Already, President Ruto has given an indication that he is considering abolishing any visa requirement for persons travelling to Kenya.

“We are having a conversation as Kenyans because it is unfair to ask anybody coming home for visas,” Ruto said in May during the African Private Sector Dialogue Conference on Free Trade.
President Ruto told the African delegates that this might be the last time they will pay for visas to visit the country.

“This is home. We wholeheartedly support the AfCFTA and we must remove any impediments to the movement of people around our continent,” he said.

“The new visa policy by Kenya is a strategic move aimed at stimulating economic growth, strengthening diplomatic relations, and positioning Kenya as a regional leader,” Mutua says.

Holders of both diplomatic and ordinary passports from Israel, Tunisia, China, Cuba, Brazil, Iran, Turkey and Sri Lanka enjoy a free entry to Kenya without a visa requirement.

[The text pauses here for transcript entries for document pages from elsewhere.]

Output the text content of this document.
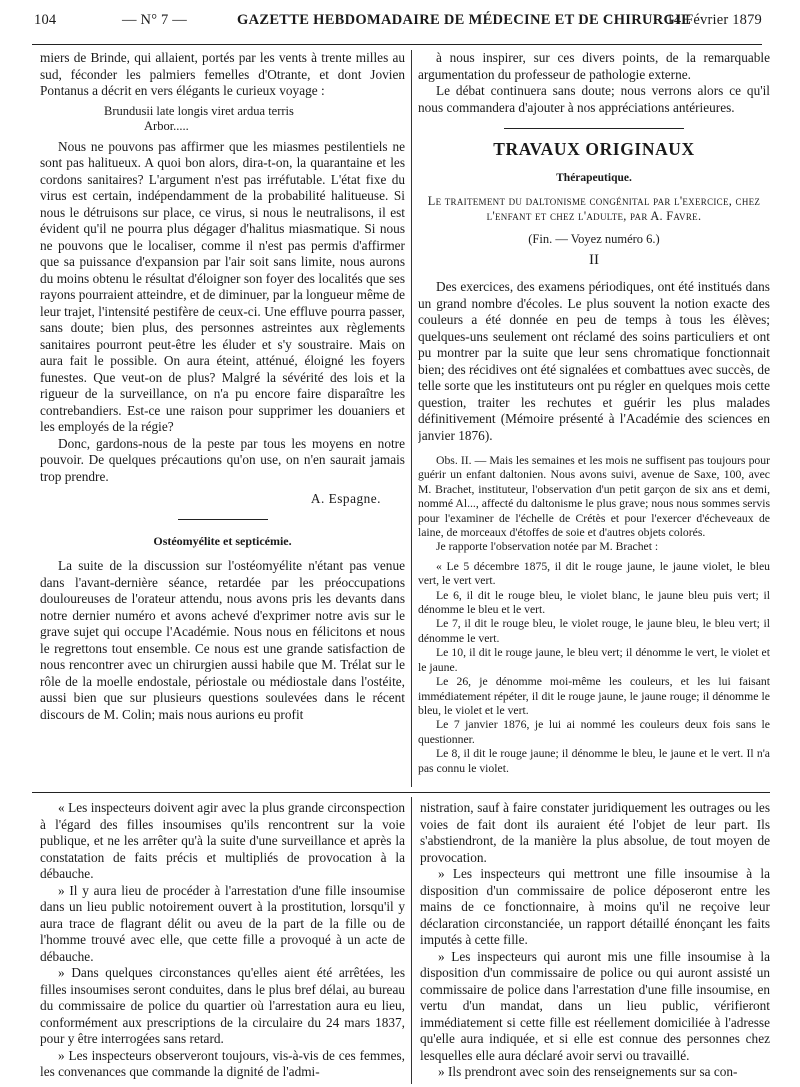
104	— N° 7 —	GAZETTE HEBDOMADAIRE DE MÉDECINE ET DE CHIRURGIE
14 Février 1879

miers de Brinde, qui allaient, portés par les vents à trente milles au sud, féconder les palmiers femelles d'Otrante, et dont Jovien Pontanus a décrit en vers élégants le curieux voyage :

Brundusii late longis viret ardua terris
Arbor.....

Nous ne pouvons pas affirmer que les miasmes pestilentiels ne sont pas halitueux. A quoi bon alors, dira-t-on, la quarantaine et les cordons sanitaires? L'argument n'est pas irréfutable. L'état fixe du virus est certain, indépendamment de la probabilité halitueuse. Si nous le détruisons sur place, ce virus, si nous le neutralisons, il est évident qu'il ne pourra plus dégager d'halitus miasmatique. Si nous ne pouvons que le localiser, comme il n'est pas permis d'affirmer que sa puissance d'expansion par l'air soit sans limite, nous aurons du moins obtenu le résultat d'éloigner son foyer des localités que ses rayons pourraient atteindre, et de diminuer, par la longueur même de leur trajet, l'intensité pestifère de ceux-ci. Une effluve pourra passer, sans doute; bien plus, des personnes astreintes aux règlements sanitaires pourront peut-être les éluder et s'y soustraire. Mais on aura fait le possible. On aura éteint, atténué, éloigné les foyers funestes. Que veut-on de plus? Malgré la sévérité des lois et la rigueur de la surveillance, on n'a pu encore faire disparaître les contrebandiers. Est-ce une raison pour supprimer les douaniers et les employés de la régie?

Donc, gardons-nous de la peste par tous les moyens en notre pouvoir. De quelques précautions qu'on use, on n'en saurait jamais trop prendre.

A. Espagne.
Ostéomyélite et septicémie.

La suite de la discussion sur l'ostéomyélite n'étant pas venue dans l'avant-dernière séance, retardée par les préoccupations douloureuses de l'orateur attendu, nous avons pris les devants dans notre dernier numéro et avons achevé d'exprimer notre avis sur le grave sujet qui occupe l'Académie. Nous nous en félicitons et nous le regrettons tout ensemble. Ce nous est une grande satisfaction de nous rencontrer avec un chirurgien aussi habile que M. Trélat sur le rôle de la moelle endostale, périostale ou médiostale dans l'ostéite, aussi bien que sur plusieurs questions soulevées dans le récent discours de M. Colin; mais nous aurions eu profit

à nous inspirer, sur ces divers points, de la remarquable argumentation du professeur de pathologie externe.

Le débat continuera sans doute; nous verrons alors ce qu'il nous commandera d'ajouter à nos appréciations antérieures.

TRAVAUX ORIGINAUX
Thérapeutique.
Le traitement du daltonisme congénital par l'exercice, chez l'enfant et chez l'adulte, par A. Favre.
(Fin. — Voyez numéro 6.)
II

Des exercices, des examens périodiques, ont été institués dans un grand nombre d'écoles. Le plus souvent la notion exacte des couleurs a été donnée en peu de temps à tous les élèves; quelques-uns seulement ont réclamé des soins particuliers et ont pu montrer par la suite que leur sens chromatique fonctionnait bien; des récidives ont été signalées et combattues avec succès, de telle sorte que les instituteurs ont pu régler en quelques mois cette question, traiter les rechutes et guérir les plus malades définitivement (Mémoire présenté à l'Académie des sciences en janvier 1876).

Obs. II. — Mais les semaines et les mois ne suffisent pas toujours pour guérir un enfant daltonien. Nous avons suivi, avenue de Saxe, 100, avec M. Brachet, instituteur, l'observation d'un petit garçon de six ans et demi, nommé Al..., affecté du daltonisme le plus grave; nous nous sommes servis pour l'examiner de l'échelle de Crétès et pour l'exercer d'écheveaux de laine, de morceaux d'étoffes de soie et d'autres objets colorés.

Je rapporte l'observation notée par M. Brachet :

« Le 5 décembre 1875, il dit le rouge jaune, le jaune violet, le bleu vert, le vert vert.

Le 6, il dit le rouge bleu, le violet blanc, le jaune bleu puis vert; il dénomme le bleu et le vert.

Le 7, il dit le rouge bleu, le violet rouge, le jaune bleu, le bleu vert; il dénomme le vert.

Le 10, il dit le rouge jaune, le bleu vert; il dénomme le vert, le violet et le jaune.

Le 26, je dénomme moi-même les couleurs, et les lui faisant immédiatement répéter, il dit le rouge jaune, le jaune rouge; il dénomme le bleu, le violet et le vert.

Le 7 janvier 1876, je lui ai nommé les couleurs deux fois sans le questionner.

Le 8, il dit le rouge jaune; il dénomme le bleu, le jaune et le vert. Il n'a pas connu le violet.

« Les inspecteurs doivent agir avec la plus grande circonspection à l'égard des filles insoumises qu'ils rencontrent sur la voie publique, et ne les arrêter qu'à la suite d'une surveillance et après la constatation de faits précis et multipliés de provocation à la débauche.

» Il y aura lieu de procéder à l'arrestation d'une fille insoumise dans un lieu public notoirement ouvert à la prostitution, lorsqu'il y aura trace de flagrant délit ou aveu de la part de la fille ou de l'homme trouvé avec elle, que cette fille a provoqué à un acte de débauche.

» Dans quelques circonstances qu'elles aient été arrêtées, les filles insoumises seront conduites, dans le plus bref délai, au bureau du commissaire de police du quartier où l'arrestation aura eu lieu, conformément aux prescriptions de la circulaire du 24 mars 1837, pour y être interrogées sans retard.

» Les inspecteurs observeront toujours, vis-à-vis de ces femmes, les convenances que commande la dignité de l'admi-

nistration, sauf à faire constater juridiquement les outrages ou les voies de fait dont ils auraient été l'objet de leur part. Ils s'abstiendront, de la manière la plus absolue, de tout moyen de provocation.

» Les inspecteurs qui mettront une fille insoumise à la disposition d'un commissaire de police déposeront entre les mains de ce fonctionnaire, à moins qu'il ne reçoive leur déclaration circonstanciée, un rapport détaillé énonçant les faits imputés à cette fille.

» Les inspecteurs qui auront mis une fille insoumise à la disposition d'un commissaire de police ou qui auront assisté un commissaire de police dans l'arrestation d'une fille insoumise, en vertu d'un mandat, dans un lieu public, vérifieront immédiatement si cette fille est réellement domiciliée à l'adresse qu'elle aura indiquée, et si elle est connue des personnes chez lesquelles elle aura déclaré avoir servi ou travaillé.

» Ils prendront avec soin des renseignements sur sa con-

Mutua says the removal of the visa requirement streamlines the entry process as well as eliminating the need for travellers from a number of countries to obtain a visa upon entry.

Visa on application

“For countries not included in the visa free list, Kenya has introduced visa on application facilities, making it easier for travellers to enter the country. This change reduces bureaucratic hurdles and encourages spontaneous travel,” the former Machakos governor who is currently accompanying President Ruto to the United National General Assembly meeting in the US told PD in an interview.

“By facilitating easier travel, Kenya is fostering goodwill and promoting collaboration in various sectors including trade, education and technology,” Mutua added.

Experts on international relations say Kenya’s new visa policy is a strategic move aimed at stimulating economic growth, strengthening diplomatic relations, and positioning the country as a regional leader.

“Kenya faces competition from other African nations in attracting tourists. By simplifying the visa process, Kenya aims to gain a competitive edge and position itself as a top tourist destination in the region,” says Mutua. But in concurrence with Mutua, the experts warn that the move carries potential risks, such as security concerns and possible strains on public resources.

According to Machakos Deputy governor Francis Mwangangi, who is currently pursuing his PhD in International Relations at the University of Nairobi, the new policy has drawbacks unless implemented with a lot of caution and strict security measures.

“Though the new policy is going to increase business opportunities and enhance tourism which would lead to employment and wealth creation, it can open gates for money laundering, drug and gun trafficking, and other international criminals to enter into the country,” says Mwangangi.

Mwangangi says the government should as such move fast to establish a special police unit that would be charged with the responsibility of undertaking background checks of all persons entering the country.

“The government must also strictly enforce the existing criminal laws to ensure that all persons involved in crimes such as terrorism, money laundering and fraud are severely punished.

Relaxing on the enforcement of laws could see the country becoming a haven for criminals,” he warns.